Understanding Typing Extensions A Guide to Enhancing Python Type Hints

Introduction to Typing Extensions

With the advent of static typing in Python, the typing module has become a cornerstone for developers aiming to write better-typed and more robust programs. However, the standard typing module does not always evolve as quickly as the needs of Python developers, which is where typing-extensions comes into play. The typing-extensions library provides “forward compatibility” for type hints, bringing new typing features from future versions of Python to older versions.

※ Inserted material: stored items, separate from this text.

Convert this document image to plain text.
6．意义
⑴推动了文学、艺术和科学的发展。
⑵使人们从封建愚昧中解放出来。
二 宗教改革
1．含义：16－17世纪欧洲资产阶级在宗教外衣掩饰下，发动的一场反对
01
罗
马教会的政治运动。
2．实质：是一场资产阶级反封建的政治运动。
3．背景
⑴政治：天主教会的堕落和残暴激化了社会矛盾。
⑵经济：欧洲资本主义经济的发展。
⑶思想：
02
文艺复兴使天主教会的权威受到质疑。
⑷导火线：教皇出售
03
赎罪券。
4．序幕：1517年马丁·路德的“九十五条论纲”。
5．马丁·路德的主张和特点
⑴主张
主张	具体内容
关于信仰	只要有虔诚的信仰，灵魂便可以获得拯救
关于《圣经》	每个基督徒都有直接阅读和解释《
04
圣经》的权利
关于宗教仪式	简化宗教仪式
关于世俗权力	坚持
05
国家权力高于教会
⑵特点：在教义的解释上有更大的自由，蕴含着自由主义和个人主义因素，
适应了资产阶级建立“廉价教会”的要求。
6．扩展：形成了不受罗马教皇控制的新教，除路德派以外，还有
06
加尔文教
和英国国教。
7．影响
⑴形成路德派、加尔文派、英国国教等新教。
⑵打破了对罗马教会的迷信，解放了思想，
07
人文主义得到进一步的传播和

In this blog, we’ll take a comprehensive look at typing-extensions, showcase its most useful APIs, and demonstrate its implementation through practical examples.

Key Features and APIs in Typing Extensions

Here are some of the APIs provided by typing-extensions, along with examples to highlight their utility:

1. TypedDict

TypedDict allows you to define a dictionary with strict typing for keys and values.

  from typing_extensions import TypedDict

  class Movie(TypedDict):
      title: str
      rating: float

  movie: Movie = {"title": "Inception", "rating": 8.8}
  # movie["rating"] = "Excellent"  # TypeError: rating must be a float

2. Literal

Literal lets you specify that a value must be one of a predefined set of values.

  from typing_extensions import Literal

  def order_pizza(size: Literal["small", "medium", "large"]) -> str:
      return f"Ordering a {size} pizza"

  print(order_pizza("medium"))
  # print(order_pizza("extra-large"))  # TypeError: Invalid size

3. Protocol

Protocol is used to define structural subtyping (duck typing).

  from typing_extensions import Protocol

  class SupportsAddition(Protocol):
      def __add__(self, other) -> int: ...

  def add(a: SupportsAddition, b: SupportsAddition) -> int:
      return a + b

  print(add(5, 10))  # Outputs: 15

4. NotRequired and Required in TypedDict

These features enhance TypedDict by allowing flexibility in defining optional and required keys.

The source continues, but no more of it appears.